DS -L’intensité lumineuse est la puissance par unité de surface et la puissance est l’énergie divisée par la durée de l’impulsion lumineuse. À l’époque, nous avions des lasers capables de générer des impulsions à haute énergie et des lasers capables de générer des impulsions très courtes. Lorsque les scientifiques ont essayé d’amplifier les impulsions courtes dans les amplificateurs à haute énergie, ils ont détruit les tiges laser. Certains scientifiques ont dû chercher à savoir quelle interaction optique était à l’origine de ces dommages, et les scientifiques spécialistes des lasers ont tout simplement cessé d’essayer d’amplifier directement les impulsions courtes. Mon superviseur, Gérard Mourou, a réalisé que nous devions trouver un moyen d’étirer les impulsions courtes avant de les amplifier, puis de les comprimer pour qu’elles redeviennent courtes après l’amplification. Une fois que nous avons eu cette approche de l’amplification laser à impulsions courtes, connue sous le nom d’amplification à impulsions chirpées, nous avions un outil, que j’aime appeler un marteau laser. C’est ce marteau laser qui a endommagé les tiges laser lorsque les scientifiques ont essayé d’amplifier les impulsions courtes.

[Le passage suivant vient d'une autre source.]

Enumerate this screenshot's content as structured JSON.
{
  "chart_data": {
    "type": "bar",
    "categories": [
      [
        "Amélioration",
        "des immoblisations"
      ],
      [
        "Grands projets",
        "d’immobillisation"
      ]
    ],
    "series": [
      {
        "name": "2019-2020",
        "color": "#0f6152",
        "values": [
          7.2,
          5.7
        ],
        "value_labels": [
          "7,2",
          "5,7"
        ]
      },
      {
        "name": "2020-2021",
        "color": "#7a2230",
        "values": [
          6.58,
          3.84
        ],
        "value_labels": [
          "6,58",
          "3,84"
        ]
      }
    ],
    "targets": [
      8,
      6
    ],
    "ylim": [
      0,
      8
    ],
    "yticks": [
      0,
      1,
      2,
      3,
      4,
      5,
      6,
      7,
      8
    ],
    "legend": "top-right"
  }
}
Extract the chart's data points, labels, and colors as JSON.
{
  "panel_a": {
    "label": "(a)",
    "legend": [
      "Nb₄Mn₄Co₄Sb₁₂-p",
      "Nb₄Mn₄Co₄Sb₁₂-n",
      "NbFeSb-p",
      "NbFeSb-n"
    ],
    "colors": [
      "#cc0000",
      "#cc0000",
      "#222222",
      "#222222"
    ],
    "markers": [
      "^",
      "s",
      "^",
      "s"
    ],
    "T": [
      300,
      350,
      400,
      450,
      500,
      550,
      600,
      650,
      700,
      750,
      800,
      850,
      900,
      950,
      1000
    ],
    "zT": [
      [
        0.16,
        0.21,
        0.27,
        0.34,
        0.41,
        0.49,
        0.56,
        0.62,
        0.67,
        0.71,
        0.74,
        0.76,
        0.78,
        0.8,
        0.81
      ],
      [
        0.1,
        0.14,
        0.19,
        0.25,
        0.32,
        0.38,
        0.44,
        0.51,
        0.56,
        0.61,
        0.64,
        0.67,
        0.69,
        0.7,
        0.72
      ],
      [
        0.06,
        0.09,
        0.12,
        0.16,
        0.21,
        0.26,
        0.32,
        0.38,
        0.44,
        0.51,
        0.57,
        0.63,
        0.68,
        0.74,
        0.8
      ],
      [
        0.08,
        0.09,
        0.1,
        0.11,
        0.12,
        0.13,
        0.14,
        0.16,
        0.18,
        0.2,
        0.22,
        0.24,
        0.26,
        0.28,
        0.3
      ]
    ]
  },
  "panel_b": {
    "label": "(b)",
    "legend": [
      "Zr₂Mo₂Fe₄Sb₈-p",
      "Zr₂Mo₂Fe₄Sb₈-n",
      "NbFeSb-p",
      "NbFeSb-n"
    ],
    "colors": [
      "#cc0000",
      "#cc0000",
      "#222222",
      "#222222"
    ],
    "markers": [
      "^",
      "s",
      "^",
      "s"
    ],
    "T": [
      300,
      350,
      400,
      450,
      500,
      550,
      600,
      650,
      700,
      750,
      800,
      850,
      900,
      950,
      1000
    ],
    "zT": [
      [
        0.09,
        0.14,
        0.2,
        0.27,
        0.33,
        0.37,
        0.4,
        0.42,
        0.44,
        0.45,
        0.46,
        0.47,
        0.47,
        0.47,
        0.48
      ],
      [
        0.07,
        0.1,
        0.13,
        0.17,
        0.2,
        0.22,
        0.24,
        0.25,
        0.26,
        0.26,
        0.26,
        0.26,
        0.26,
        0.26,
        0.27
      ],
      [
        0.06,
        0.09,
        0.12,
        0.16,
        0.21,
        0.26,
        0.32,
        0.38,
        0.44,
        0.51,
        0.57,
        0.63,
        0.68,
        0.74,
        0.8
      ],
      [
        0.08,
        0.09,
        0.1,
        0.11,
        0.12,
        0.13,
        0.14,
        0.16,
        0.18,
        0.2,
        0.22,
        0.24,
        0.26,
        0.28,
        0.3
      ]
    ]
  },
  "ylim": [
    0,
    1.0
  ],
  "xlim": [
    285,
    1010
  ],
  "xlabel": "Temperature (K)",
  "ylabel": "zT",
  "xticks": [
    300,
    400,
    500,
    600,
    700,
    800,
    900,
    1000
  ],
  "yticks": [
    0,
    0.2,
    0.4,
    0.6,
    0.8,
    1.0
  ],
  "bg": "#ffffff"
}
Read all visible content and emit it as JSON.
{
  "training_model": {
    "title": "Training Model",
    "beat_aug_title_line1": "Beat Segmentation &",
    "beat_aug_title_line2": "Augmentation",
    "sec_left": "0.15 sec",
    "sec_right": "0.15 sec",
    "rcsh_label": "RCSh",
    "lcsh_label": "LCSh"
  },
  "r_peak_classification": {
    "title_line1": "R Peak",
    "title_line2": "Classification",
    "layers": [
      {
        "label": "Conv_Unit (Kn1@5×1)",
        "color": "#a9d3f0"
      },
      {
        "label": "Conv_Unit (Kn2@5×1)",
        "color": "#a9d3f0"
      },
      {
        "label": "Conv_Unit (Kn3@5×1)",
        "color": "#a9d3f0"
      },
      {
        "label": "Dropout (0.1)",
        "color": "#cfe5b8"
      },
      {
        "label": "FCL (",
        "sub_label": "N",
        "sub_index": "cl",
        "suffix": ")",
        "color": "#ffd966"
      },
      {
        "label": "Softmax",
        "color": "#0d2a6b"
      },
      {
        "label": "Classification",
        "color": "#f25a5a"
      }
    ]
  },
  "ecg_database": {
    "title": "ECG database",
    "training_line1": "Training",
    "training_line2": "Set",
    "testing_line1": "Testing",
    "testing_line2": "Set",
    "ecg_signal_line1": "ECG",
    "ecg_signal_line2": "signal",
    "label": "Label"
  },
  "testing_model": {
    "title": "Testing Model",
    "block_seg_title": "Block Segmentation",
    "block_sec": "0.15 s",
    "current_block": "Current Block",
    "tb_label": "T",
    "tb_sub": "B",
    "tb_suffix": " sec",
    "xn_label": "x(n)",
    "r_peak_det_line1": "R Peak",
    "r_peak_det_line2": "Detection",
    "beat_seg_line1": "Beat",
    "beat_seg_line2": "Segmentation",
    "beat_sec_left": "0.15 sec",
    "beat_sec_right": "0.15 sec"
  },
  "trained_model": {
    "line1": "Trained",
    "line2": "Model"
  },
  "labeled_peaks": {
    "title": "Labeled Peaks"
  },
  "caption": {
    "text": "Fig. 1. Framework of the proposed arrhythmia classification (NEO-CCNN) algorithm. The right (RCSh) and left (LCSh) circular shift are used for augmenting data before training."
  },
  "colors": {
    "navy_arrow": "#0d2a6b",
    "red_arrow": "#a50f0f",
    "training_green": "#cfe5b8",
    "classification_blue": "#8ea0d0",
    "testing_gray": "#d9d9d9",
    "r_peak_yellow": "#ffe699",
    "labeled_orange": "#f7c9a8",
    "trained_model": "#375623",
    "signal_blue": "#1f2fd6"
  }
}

Le CPA permet d’obtenir les impulsions laser les plus intenses jamais créées. Il permet des coupes précises et nettes, idéales pour les matériaux transparents, comme la découpe de la cornée dans le cadre d’une chirurgie oculaire corrective ou l’usinage de petites pièces en verre. Les chirurgiens enlèvent le cristallin du patient lors d’une opération de la cataracte avec un laser CPA. Les scientifiques utilisent les lasers CPA les plus puissants pour accélérer les particules afin d’atteindre un jour les tumeurs des tissus profonds, comme le cancer du cerveau inopérable. C’est cette possibilité passionnante qui pousse les pays du monde entier à investir dans le développement des lasers les plus intenses.